I am currently the chair of the chemistry department at Maine. We have three women on the faculty. Two of us have children; one is in her first year and is pregnant and due in August. I had cribs set up in my office and nursed my children in my office for the first 4 or 5 months, until they could get into day care. I had a lot of support from male colleagues, and those that didn't think too highly of it didn't have the courage to say so. So I think we don't always have to look just to women for that support.
But I also found that if I didn't ask for permission, I also got away with a lot more. I didn't ask the chair of the department what he thought about me setting up a crib in my office and taking my son to faculty meetings. I never once asked, What do you think? Or, Would that be okay? And fortunately he didn't have a problem with it, or he never said anything.
So I think part of it is, we shouldn't ask so much. We should just do it. I would encourage particularly the young faculty members to do that. The powers that be are going to have a lot more trouble saying something after the fact. You put the burden on them to make an issue of it instead of making it an issue yourself first.
Nancy Hopkins: This reminds me of one great story at MIT where the same approach was taken. A man wanted some space and they didn't give it to him, so he just took a sledgehammer and took the wall down. They thought it was great.

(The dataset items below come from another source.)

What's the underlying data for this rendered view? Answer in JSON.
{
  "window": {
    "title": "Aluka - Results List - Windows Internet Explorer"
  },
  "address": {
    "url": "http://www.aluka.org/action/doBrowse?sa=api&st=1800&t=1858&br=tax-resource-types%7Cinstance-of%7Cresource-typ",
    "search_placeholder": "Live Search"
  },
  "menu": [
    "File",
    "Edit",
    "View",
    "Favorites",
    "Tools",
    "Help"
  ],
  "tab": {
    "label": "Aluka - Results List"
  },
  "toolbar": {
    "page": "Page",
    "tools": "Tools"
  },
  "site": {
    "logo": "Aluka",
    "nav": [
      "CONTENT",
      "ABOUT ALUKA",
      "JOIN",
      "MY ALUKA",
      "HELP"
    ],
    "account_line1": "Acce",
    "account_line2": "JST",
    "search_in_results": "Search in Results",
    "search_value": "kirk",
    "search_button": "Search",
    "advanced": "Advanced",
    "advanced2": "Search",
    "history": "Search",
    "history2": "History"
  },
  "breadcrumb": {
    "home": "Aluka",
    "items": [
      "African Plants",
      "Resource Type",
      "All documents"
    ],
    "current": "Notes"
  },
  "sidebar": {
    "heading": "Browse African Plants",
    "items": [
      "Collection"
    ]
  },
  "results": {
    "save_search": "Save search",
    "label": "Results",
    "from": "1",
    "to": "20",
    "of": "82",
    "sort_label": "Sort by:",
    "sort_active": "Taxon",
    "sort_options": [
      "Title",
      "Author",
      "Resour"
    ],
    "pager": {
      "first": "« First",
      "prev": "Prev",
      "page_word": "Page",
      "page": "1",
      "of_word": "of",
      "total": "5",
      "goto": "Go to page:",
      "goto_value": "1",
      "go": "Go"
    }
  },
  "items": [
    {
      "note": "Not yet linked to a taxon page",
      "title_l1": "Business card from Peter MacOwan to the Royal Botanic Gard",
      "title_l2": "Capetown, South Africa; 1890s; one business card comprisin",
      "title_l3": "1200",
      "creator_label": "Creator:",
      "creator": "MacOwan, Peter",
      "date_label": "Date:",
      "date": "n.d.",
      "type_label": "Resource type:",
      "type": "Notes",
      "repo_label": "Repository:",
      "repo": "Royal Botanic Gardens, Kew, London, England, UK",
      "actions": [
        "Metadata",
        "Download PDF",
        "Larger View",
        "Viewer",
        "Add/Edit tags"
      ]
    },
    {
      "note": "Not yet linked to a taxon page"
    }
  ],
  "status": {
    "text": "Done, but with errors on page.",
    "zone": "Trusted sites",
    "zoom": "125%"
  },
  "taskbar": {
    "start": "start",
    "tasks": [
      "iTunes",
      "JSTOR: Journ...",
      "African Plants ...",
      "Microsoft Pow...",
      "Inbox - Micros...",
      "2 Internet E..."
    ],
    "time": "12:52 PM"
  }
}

They loved it.
Barbara Cole: I like that. Also, I am in a very lucky situation, in that the women are more highly paid than the men at my institution, although it is quite dependent on the specific department. But in our department we do quite well.
I think the biggest problem we—all women—have is because we're trying to balance everything. We probably have slightly lower publication rates. The agencies like NSF, NIH, EPA, and DOE come back and say, “You're at Maine, you have to teach.” I teach general chemistry to hundreds of students every year, as well as graduate courses, and I have a big research program. I think there is a perception at the agencies that people in those institutions aren't very serious about their science.
I find it to be quite the contrary; we are serious. We don't spend 20 hours a day exclusively doing research. We do a lot of things. I think that some of the bigger, more prestigious institutions would actually have much healthier people—and probably more creative science occurring—if they would allow some of that.
Cecily C. Selby, Radcliffe Institute for Advanced Study, HarvardUniversity: I think I'm being allowed a postscript to remind the audience that the science community does have a history of turning against even the most frustrated scientists who communicate well to the public. We must not let this happen to Nancy Hopkins. I know her work is absolutely top of the line. I think we should continue to monitor her science as exquisitely as it deserves, while recognizing also what she is doing for her colleagues.